What are the largest and smallest amounts of memory that this program can cope with? (Yes, a few programs do crash if you give them access to too much memory.) Are data split across pages or segments of memory? Is the first or last byte of a segment lost or misread? (By the way, is that first byte numbered 0 or 1?) Are some of the data in RAM and some on disk, in virtual memory format? Suppose the program reads a value from RAM then a value from virtual memory, then the next value from what used to be in RAM, then back to what used to be (still is? is again?) virtual memory, etc. How seriously will this back-and-forth affect performance?

BOUNDARIES WITHIN DATA STRUCTURES

Suppose the program keeps data in a record structure. Each record holds a person's name, followed by their employee number and salary.
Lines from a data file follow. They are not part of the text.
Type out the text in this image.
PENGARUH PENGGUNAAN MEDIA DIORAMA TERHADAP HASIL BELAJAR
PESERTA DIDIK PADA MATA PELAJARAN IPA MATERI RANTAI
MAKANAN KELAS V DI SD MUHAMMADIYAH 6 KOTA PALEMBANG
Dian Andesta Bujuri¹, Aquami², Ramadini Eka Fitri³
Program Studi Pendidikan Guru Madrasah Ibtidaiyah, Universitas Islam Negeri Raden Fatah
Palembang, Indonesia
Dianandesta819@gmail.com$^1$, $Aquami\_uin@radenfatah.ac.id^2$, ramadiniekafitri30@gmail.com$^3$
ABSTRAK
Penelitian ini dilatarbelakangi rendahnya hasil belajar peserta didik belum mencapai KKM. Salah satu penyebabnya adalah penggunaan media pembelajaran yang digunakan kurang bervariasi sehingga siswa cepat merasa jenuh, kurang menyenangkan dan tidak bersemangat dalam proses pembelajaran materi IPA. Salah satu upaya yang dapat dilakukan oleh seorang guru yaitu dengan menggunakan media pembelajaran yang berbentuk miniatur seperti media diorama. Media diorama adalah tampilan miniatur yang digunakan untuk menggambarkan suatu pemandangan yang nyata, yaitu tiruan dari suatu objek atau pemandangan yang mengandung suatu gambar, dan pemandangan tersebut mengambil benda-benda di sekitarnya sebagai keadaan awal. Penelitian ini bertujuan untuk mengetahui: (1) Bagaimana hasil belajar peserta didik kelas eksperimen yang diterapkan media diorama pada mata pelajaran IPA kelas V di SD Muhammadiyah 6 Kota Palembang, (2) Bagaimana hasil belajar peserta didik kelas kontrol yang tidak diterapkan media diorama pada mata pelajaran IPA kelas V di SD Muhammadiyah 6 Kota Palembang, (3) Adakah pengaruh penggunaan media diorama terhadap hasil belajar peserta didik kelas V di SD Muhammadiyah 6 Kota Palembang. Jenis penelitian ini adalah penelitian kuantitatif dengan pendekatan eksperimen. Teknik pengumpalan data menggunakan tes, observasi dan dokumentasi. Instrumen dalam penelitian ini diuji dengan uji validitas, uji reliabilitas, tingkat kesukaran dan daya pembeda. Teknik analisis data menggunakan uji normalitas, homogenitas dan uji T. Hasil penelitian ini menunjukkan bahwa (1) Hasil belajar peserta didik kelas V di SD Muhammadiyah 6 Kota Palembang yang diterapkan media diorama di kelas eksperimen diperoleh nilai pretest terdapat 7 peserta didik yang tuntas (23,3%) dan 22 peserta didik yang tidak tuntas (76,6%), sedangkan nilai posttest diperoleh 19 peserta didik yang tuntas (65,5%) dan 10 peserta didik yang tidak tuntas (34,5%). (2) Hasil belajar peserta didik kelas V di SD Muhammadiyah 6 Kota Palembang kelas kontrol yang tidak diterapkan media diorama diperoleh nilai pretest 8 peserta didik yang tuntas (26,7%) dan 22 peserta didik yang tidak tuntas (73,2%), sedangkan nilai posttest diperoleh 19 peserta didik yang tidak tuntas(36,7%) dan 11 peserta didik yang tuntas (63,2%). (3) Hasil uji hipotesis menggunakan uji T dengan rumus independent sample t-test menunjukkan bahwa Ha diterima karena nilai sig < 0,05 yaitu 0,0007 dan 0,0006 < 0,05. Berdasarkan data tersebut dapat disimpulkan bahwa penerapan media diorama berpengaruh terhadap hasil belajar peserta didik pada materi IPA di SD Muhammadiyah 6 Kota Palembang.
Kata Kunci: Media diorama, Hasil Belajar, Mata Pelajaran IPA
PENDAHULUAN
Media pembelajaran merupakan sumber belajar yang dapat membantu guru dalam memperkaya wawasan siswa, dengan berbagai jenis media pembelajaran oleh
Then comes the next person's record (name, number, salary), etc. If it retrieves them from disk, does the program read the first record correctly? The last record? How does the program mark the end of a record or the beginning of the next? Does everything fit in this format? What if you have two employee numbers?
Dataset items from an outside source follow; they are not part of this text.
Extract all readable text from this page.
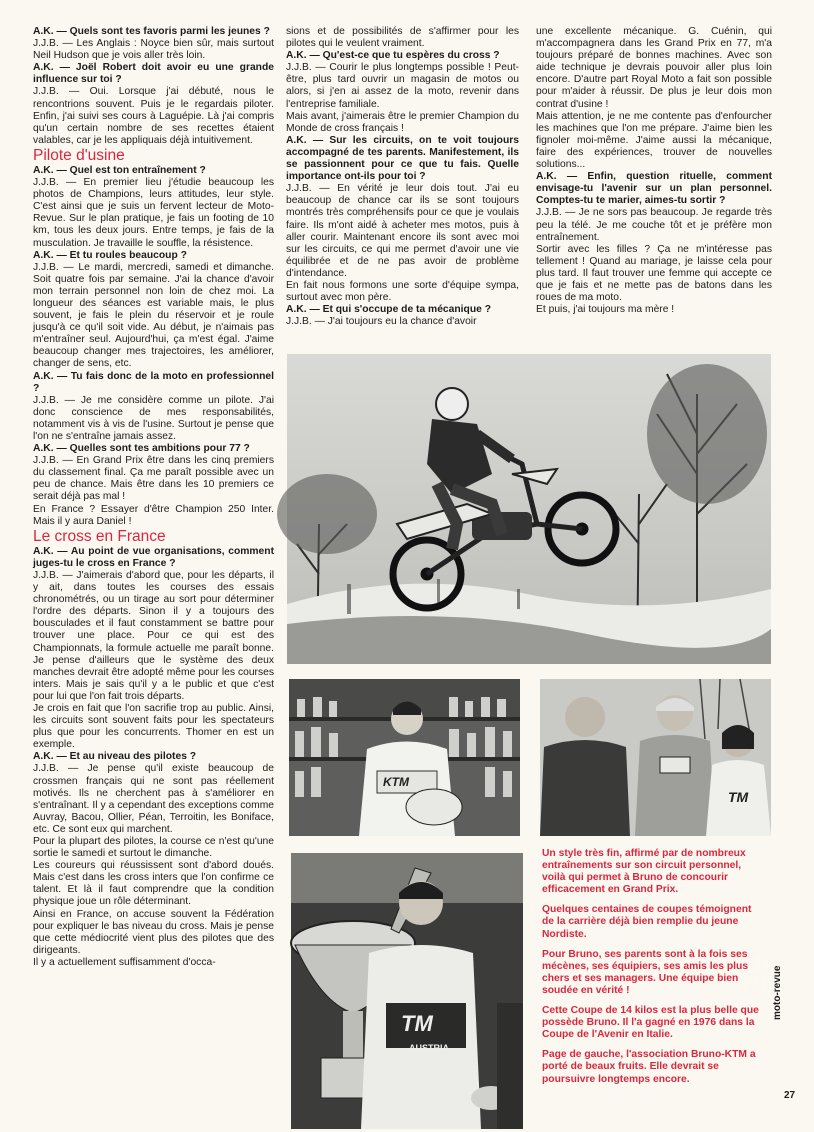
A.K. — Quels sont tes favoris parmi les jeunes ?

J.J.B. — Les Anglais : Noyce bien sûr, mais surtout Neil Hudson que je vois aller très loin.

A.K. — Joël Robert doit avoir eu une grande influence sur toi ?

J.J.B. — Oui. Lorsque j'ai débuté, nous le rencontrions souvent. Puis je le regardais piloter. Enfin, j'ai suivi ses cours à Laguépie. Là j'ai compris qu'un certain nombre de ses recettes étaient valables, car je les appliquais déjà intuitivement.

Pilote d'usine

A.K. — Quel est ton entraînement ?

J.J.B. — En premier lieu j'étudie beaucoup les photos de Champions, leurs attitudes, leur style. C'est ainsi que je suis un fervent lecteur de Moto-Revue. Sur le plan pratique, je fais un footing de 10 km, tous les deux jours. Entre temps, je fais de la musculation. Je travaille le souffle, la résistence.

A.K. — Et tu roules beaucoup ?

J.J.B. — Le mardi, mercredi, samedi et dimanche. Soit quatre fois par semaine. J'ai la chance d'avoir mon terrain personnel non loin de chez moi. La longueur des séances est variable mais, le plus souvent, je fais le plein du réservoir et je roule jusqu'à ce qu'il soit vide. Au début, je n'aimais pas m'entraîner seul. Aujourd'hui, ça m'est égal. J'aime beaucoup changer mes trajectoires, les améliorer, changer de sens, etc.

A.K. — Tu fais donc de la moto en professionnel ?

J.J.B. — Je me considère comme un pilote. J'ai donc conscience de mes responsabilités, notamment vis à vis de l'usine. Surtout je pense que l'on ne s'entraîne jamais assez.

A.K. — Quelles sont tes ambitions pour 77 ?

J.J.B. — En Grand Prix être dans les cinq premiers du classement final. Ça me paraît possible avec un peu de chance. Mais être dans les 10 premiers ce serait déjà pas mal !

En France ? Essayer d'être Champion 250 Inter. Mais il y aura Daniel !

Le cross en France

A.K. — Au point de vue organisations, comment juges-tu le cross en France ?

J.J.B. — J'aimerais d'abord que, pour les départs, il y ait, dans toutes les courses des essais chronométrés, ou un tirage au sort pour déterminer l'ordre des départs. Sinon il y a toujours des bousculades et il faut constamment se battre pour trouver une place. Pour ce qui est des Championnats, la formule actuelle me paraît bonne. Je pense d'ailleurs que le système des deux manches devrait être adopté même pour les courses inters. Mais je sais qu'il y a le public et que c'est pour lui que l'on fait trois départs.

Je crois en fait que l'on sacrifie trop au public. Ainsi, les circuits sont souvent faits pour les spectateurs plus que pour les concurrents. Thomer en est un exemple.

A.K. — Et au niveau des pilotes ?

J.J.B. — Je pense qu'il existe beaucoup de crossmen français qui ne sont pas réellement motivés. Ils ne cherchent pas à s'améliorer en s'entraînant. Il y a cependant des exceptions comme Auvray, Bacou, Ollier, Péan, Terroitin, les Boniface, etc. Ce sont eux qui marchent.

Pour la plupart des pilotes, la course ce n'est qu'une sortie le samedi et surtout le dimanche.

Les coureurs qui réussissent sont d'abord doués. Mais c'est dans les cross inters que l'on confirme ce talent. Et là il faut comprendre que la condition physique joue un rôle déterminant.

Ainsi en France, on accuse souvent la Fédération pour expliquer le bas niveau du cross. Mais je pense que cette médiocrité vient plus des pilotes que des dirigeants.

Il y a actuellement suffisamment d'occa-

sions et de possibilités de s'affirmer pour les pilotes qui le veulent vraiment.

A.K. — Qu'est-ce que tu espères du cross ?

J.J.B. — Courir le plus longtemps possible ! Peut-être, plus tard ouvrir un magasin de motos ou alors, si j'en ai assez de la moto, revenir dans l'entreprise familiale.

Mais avant, j'aimerais être le premier Champion du Monde de cross français !

A.K. — Sur les circuits, on te voit toujours accompagné de tes parents. Manifestement, ils se passionnent pour ce que tu fais. Quelle importance ont-ils pour toi ?

J.J.B. — En vérité je leur dois tout. J'ai eu beaucoup de chance car ils se sont toujours montrés très compréhensifs pour ce que je voulais faire. Ils m'ont aidé à acheter mes motos, puis à aller courir. Maintenant encore ils sont avec moi sur les circuits, ce qui me permet d'avoir une vie équilibrée et de ne pas avoir de problème d'intendance.

En fait nous formons une sorte d'équipe sympa, surtout avec mon père.

A.K. — Et qui s'occupe de ta mécanique ?

J.J.B. — J'ai toujours eu la chance d'avoir

une excellente mécanique. G. Cuénin, qui m'accompagnera dans les Grand Prix en 77, m'a toujours préparé de bonnes machines. Avec son aide technique je devrais pouvoir aller plus loin encore. D'autre part Royal Moto a fait son possible pour m'aider à réussir. De plus je leur dois mon contrat d'usine !

Mais attention, je ne me contente pas d'enfourcher les machines que l'on me prépare. J'aime bien les fignoler moi-même. J'aime aussi la mécanique, faire des expériences, trouver de nouvelles solutions...

A.K. — Enfin, question rituelle, comment envisage-tu l'avenir sur un plan personnel. Comptes-tu te marier, aimes-tu sortir ?

J.J.B. — Je ne sors pas beaucoup. Je regarde très peu la télé. Je me couche tôt et je préfère mon entraînement.

Sortir avec les filles ? Ça ne m'intéresse pas tellement ! Quand au mariage, je laisse cela pour plus tard. Il faut trouver une femme qui accepte ce que je fais et ne mette pas de batons dans les roues de ma moto.

Et puis, j'ai toujours ma mère !

MC
HD
KTM
TM
TM
AUSTRIA

Un style très fin, affirmé par de nombreux entraînements sur son circuit personnel, voilà qui permet à Bruno de concourir efficacement en Grand Prix.

Quelques centaines de coupes témoignent de la carrière déjà bien remplie du jeune Nordiste.

Pour Bruno, ses parents sont à la fois ses mécènes, ses équipiers, ses amis les plus chers et ses managers. Une équipe bien soudée en vérité !

Cette Coupe de 14 kilos est la plus belle que possède Bruno. Il l'a gagné en 1976 dans la Coupe de l'Avenir en Italie.

Page de gauche, l'association Bruno-KTM a porté de beaux fruits. Elle devrait se poursuivre longtemps encore.

moto-revue
27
HARDWARE-RELATED BOUNDARIES

If a mainframe can handle up to 100 terminals, what happens when you plug in the 99th, 100th, and 101st? What if you get 100 people to log on at the same time? What happens when the disk is full? If a directory can hold 128 files, what happens when you try to save the 127th, 128th, and 129th? If your printer has a large input buffer, what happens if your program fills it but has more data to send? What happens when the printer runs out of paper or the ribbon runs out?

INVISIBLE BOUNDARIES

Not all boundary conditions are visible from the outside. For example, a subroutine might approximate the value of a function, using one approximation formula when the function argument is less than 100 and a different approximation if the argument is 100 or greater. The first formula might be incalculable (e.g., divide by zero) when the function argument is 100 and its values might make no sense when arguments are greater than 100. 100 is clearly a boundary but you might never realize it.

CALCULATION ERRORS

The program calculates a number and gets the wrong result. This can happen for one of three types of reasons:

  • Bad logic: There can be a typing error, like A-A instead of A+A. Or the programmer might break a complex expression into a set of simpler ones, but get the simplification wrong. Or he might use an incorrect formula, or one inapplicable to the data at hand. This third case is a design error. The code does what the programmer intendedóit's his conception of what the code should do that is wrong.
  • Bad arithmetic: There might be an error in the coding of a basic function, such as addition, multiplication, or exponentiation. The error might show up whenever the function is used (2 + 2 = -5) or it might be restricted to rare special cases. In either case, any program that uses the function can fail.
  • Imprecise calculation: If the program uses floating point arithmetic, it loses precision as it calculates, because of roundoff and truncation errors. After many intermediate errors, it may claim that 2 + 2 works out to -5 even though none of the steps in the program contains a logical error.

This area is huge and this section only begins to scratch its surface. For an introduction to the larger area, read Conte and deBoor (1980) and Knuth (1981). For a second source on topics in Conte and deBoor, try Carnahan, Luther & Wilkes (1969).

OUTDATED CONSTANTS

Numbers are sometimes used directly in a program. The computer might be able to connect to a maximum of 64 terminals. The length of the configuration file might be 706 bytes. The first two digits in the year are 19 (as in 1987). When these values change, the program has to change too. Often, they are changed in a few places but not everywhere. Any calculations based on the old values are now out of date, and thus wrong.